4 School of Laboratory Medicine and Life Science, Wenzhou Medical University, University Town, Chashan, China

5 School of Biomedical Engineering, Shanghai Jiao Tong University, China


We aimed to identify the differentially expressed proteins (DEPs) and functional differences between exosomes derived from mesenchymal stem cells (MSCs) derived from umbilical cord (UC) or adipose tissue (AD).
Materials and Methods
In this experimental study, the UC and AD were isolated from healthy volunteers. Then, exosomes from UC-MSCs and AD-MSCs were isolated and characterized. Next, the protein compositions of the exosomes were examined via liquid chromatography tandem mass spectrometry (LC-MS/MS), followed by evaluation of the DEPs between UC-MSC and AD-MSC–derived exosomes. Finally, functional enrichment analysis was performed.

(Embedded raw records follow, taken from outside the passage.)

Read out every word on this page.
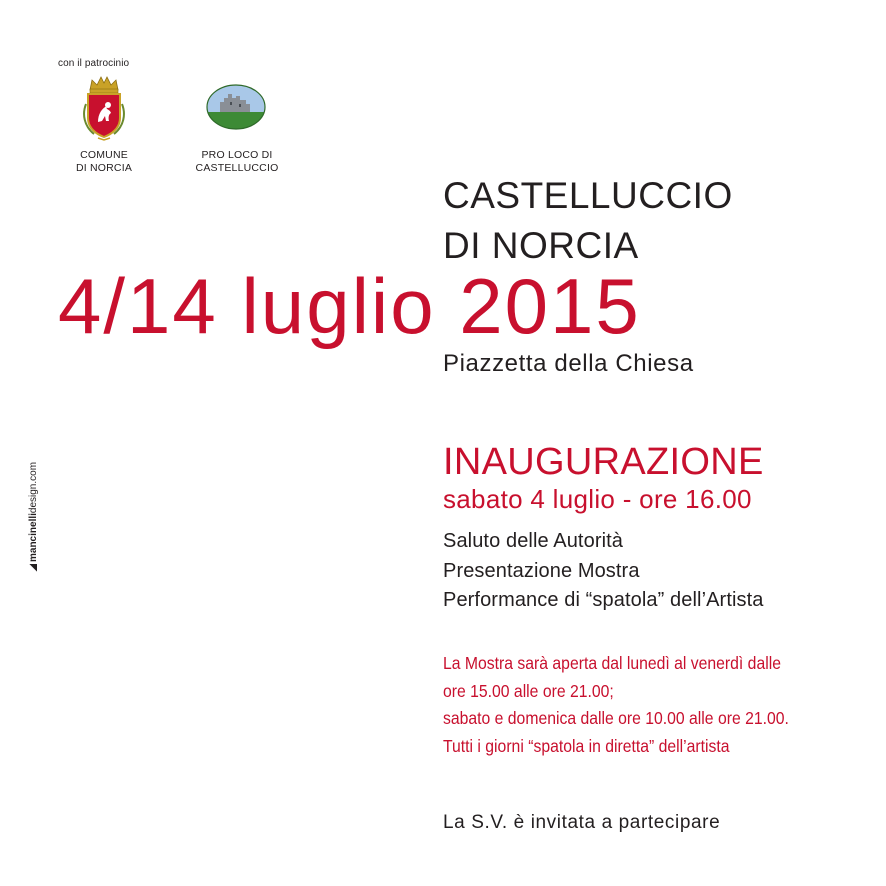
con il patrocinio
COMUNE
DI NORCIA
PRO LOCO DI
CASTELLUCCIO
CASTELLUCCIO
DI NORCIA
4/14 luglio 2015
Piazzetta della Chiesa
INAUGURAZIONE
sabato 4 luglio - ore 16.00
Saluto delle Autorità
Presentazione Mostra
Performance di “spatola” dell’Artista
La Mostra sarà aperta dal lunedì al venerdì dalle
ore 15.00 alle ore 21.00;
sabato e domenica dalle ore 10.00 alle ore 21.00.
Tutti i giorni “spatola in diretta” dell’artista
La S.V. è invitata a partecipare
mancinellidesign.com
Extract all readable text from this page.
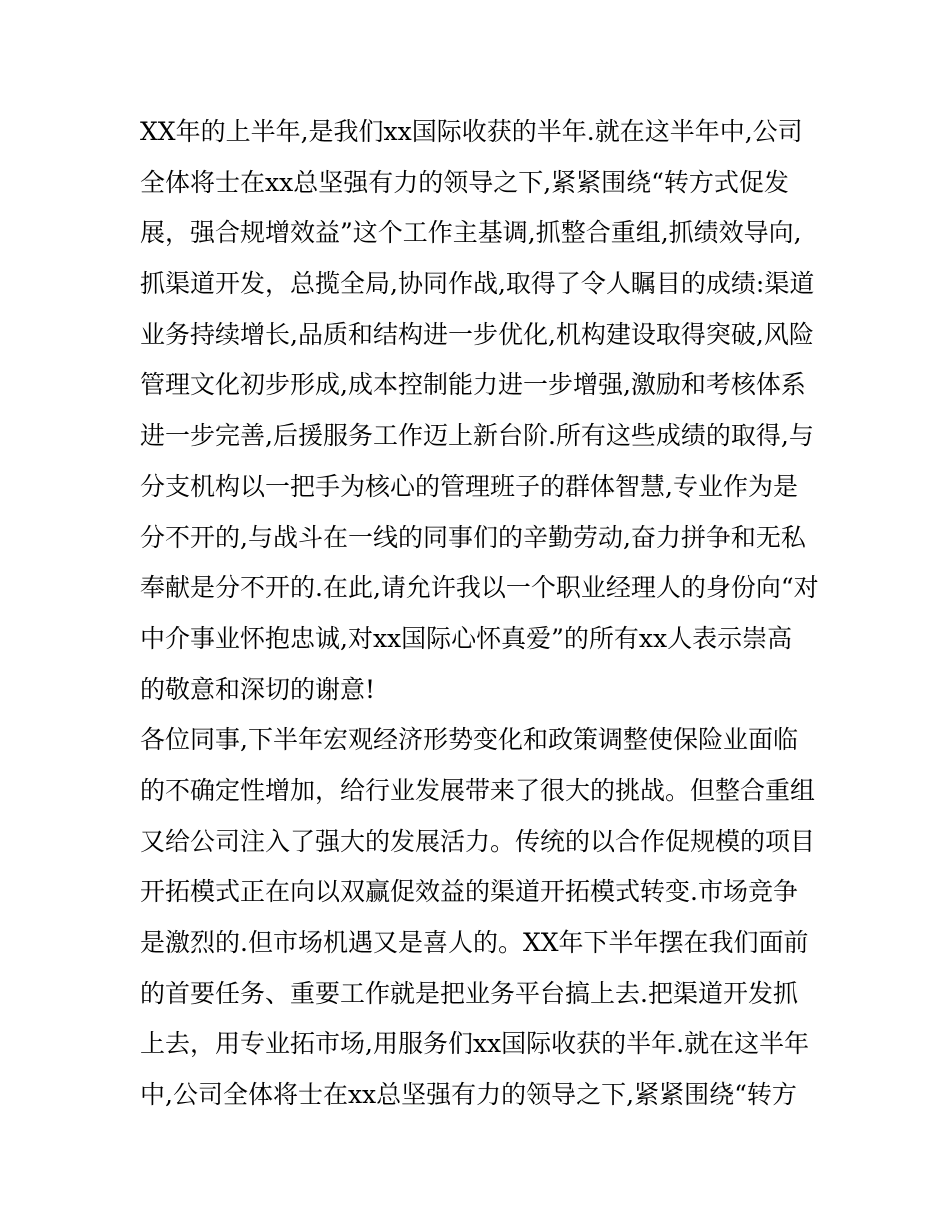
XX年的上半年,是我们xx国际收获的半年.就在这半年中,公司
全体将士在xx总坚强有力的领导之下,紧紧围绕“转方式促发
展，强合规增效益”这个工作主基调,抓整合重组,抓绩效导向,
抓渠道开发，总揽全局,协同作战,取得了令人瞩目的成绩:渠道
业务持续增长,品质和结构进一步优化,机构建设取得突破,风险
管理文化初步形成,成本控制能力进一步增强,激励和考核体系
进一步完善,后援服务工作迈上新台阶.所有这些成绩的取得,与
分支机构以一把手为核心的管理班子的群体智慧,专业作为是
分不开的,与战斗在一线的同事们的辛勤劳动,奋力拼争和无私
奉献是分不开的.在此,请允许我以一个职业经理人的身份向“对
中介事业怀抱忠诚,对xx国际心怀真爱”的所有xx人表示崇高
的敬意和深切的谢意!
各位同事,下半年宏观经济形势变化和政策调整使保险业面临
的不确定性增加，给行业发展带来了很大的挑战。但整合重组
又给公司注入了强大的发展活力。传统的以合作促规模的项目
开拓模式正在向以双赢促效益的渠道开拓模式转变.市场竞争
是激烈的.但市场机遇又是喜人的。XX年下半年摆在我们面前
的首要任务、重要工作就是把业务平台搞上去.把渠道开发抓
上去，用专业拓市场,用服务们xx国际收获的半年.就在这半年
中,公司全体将士在xx总坚强有力的领导之下,紧紧围绕“转方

One hundred and ninety-eight key DEPs were identified, among which, albumin (ALB), alpha-II-spectrin (SPTAN1), and Ras-related C3 botulinum toxin substrate 2 (RAC2) were the three hub proteins present at the highest levels in the protein-protein interaction network that was generated based on the shared DEPs. The DEPs were mainly enriched in gene ontology (GO) items associated with immunity, complement activation, and protein activation cascade regulation corresponding to 24 pathways, of which complement and coagulation cascades as well as platelet activation pathways were the most significant.
The different functions of AD- and UC-MSC exosomes in clinical applications may be related to the differences in their immunomodulatory activities.